If you haven’t come across this term you are either lucky or just didn’t realize it affected you. HIPAA – the Health Insurance Portability and Accountability Act – has noble goals, one of them being to protect your healthcare and medical information from prying eyes. As you might have figured out, as lofty as its goals are this law really doesn’t work the way it was meant to. But the problem with the application for most of us ISN’T that someone will be able to get the information, but rather that the people that you want to have it WON’T be able to have access, unless you put them on the list.
The law itself actually allows (but it is not mandatory) certain classes of people access, your spouse, your kids, your parents – makes sense these are the ones you really want, BUT the law is one thing and practice and implementation are another. Hospitals and insurance companies in order to limit their liability (did I mention that violations carry hefty fines for unauthorized disclosure?) have taken a hard line – if it’s not you ,they won’t release the information.
So what kind of information are we talking about? Ever have a problem with an insurance claim or medical charge? Have trouble deciphering your EOB (explanation of benefits)? Want to talk with your spouse’s doctor or your aging parent’s doctor? Want to straighten out an insurance error for your spouse? Want to find out what hospital room your father is in? That’s all protected medical information.
I had my own eye-opening experience with HIPPA when my mother-in-law was in the ICU at the end of her battle with cancer.
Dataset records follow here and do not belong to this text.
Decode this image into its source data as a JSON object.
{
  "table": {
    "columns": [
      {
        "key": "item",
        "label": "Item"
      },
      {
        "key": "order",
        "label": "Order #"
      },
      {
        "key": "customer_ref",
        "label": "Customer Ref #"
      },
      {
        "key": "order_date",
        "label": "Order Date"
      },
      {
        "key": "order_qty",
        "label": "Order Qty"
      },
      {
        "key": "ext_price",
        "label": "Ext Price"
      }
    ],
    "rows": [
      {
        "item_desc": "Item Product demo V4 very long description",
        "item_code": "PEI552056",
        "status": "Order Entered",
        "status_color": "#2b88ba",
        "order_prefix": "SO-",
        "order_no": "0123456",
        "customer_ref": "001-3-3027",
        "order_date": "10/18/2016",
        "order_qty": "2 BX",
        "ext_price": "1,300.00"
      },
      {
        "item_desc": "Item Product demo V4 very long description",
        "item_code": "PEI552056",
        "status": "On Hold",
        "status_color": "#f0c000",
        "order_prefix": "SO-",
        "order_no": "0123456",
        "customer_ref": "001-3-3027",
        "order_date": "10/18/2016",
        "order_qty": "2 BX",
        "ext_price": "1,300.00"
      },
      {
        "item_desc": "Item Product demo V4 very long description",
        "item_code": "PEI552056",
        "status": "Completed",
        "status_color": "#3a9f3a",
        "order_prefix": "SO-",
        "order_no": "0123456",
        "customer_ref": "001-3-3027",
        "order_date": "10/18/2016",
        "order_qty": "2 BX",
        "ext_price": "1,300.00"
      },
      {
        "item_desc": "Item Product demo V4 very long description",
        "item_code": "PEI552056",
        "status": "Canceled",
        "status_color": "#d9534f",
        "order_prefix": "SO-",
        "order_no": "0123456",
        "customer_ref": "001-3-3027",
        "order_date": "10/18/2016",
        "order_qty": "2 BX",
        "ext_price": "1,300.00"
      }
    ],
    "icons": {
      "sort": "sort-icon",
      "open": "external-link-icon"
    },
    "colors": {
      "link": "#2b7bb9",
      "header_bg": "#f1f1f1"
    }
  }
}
My father-in-law (who was her agent under her Advance Healthcare Directive) was too distraught to make many of the necessary decisions, but the doctor wouldn’t share critical information with either my husband or his sister due to concerns about violating HIPPA. As you might have guessed my mother-in-law’s Advance Directive was old and did not include HIPPA language. The doctor finally made a wink-wink agreement to share info with my sister-in-law who, as a PhD in microbiology, became a “consulting doctor”. This can be tough to do if you don’t have a relative who is a doctor handy.
Unfortunately, this is not an unusual occurrence.
Although HIPAA was signed into law in 1996, proposed regulations didn’t appear until 1999 and were not approved until 2000 with major changes in 2002. The Privacy Rules were not enacted until April 2003. Because of this delay lawyers didn’t really start including HIPAA language until about 2004.
If your Advance Healthcare Directive is more than 6 years old it won’t include HIPAA language. I have also seen Healthcare Directives created in the last 3 years that did not include HIPAA language.
So what can you do?
Make sure your Advance Healthcare Directive includes HIPAA language so your agent has access and can carry out their job helping you. Have a standalone HIPAA Release to authorize not only your healthcare agent but other hand selected people to access your information.
Oh, and one last thing – make sure the powers given to your healthcare agent and included in your HIPAA Release become effective when you sign the documents. When you need someone to help with medical issues it really doesn’t make sense to make them jump through hoops.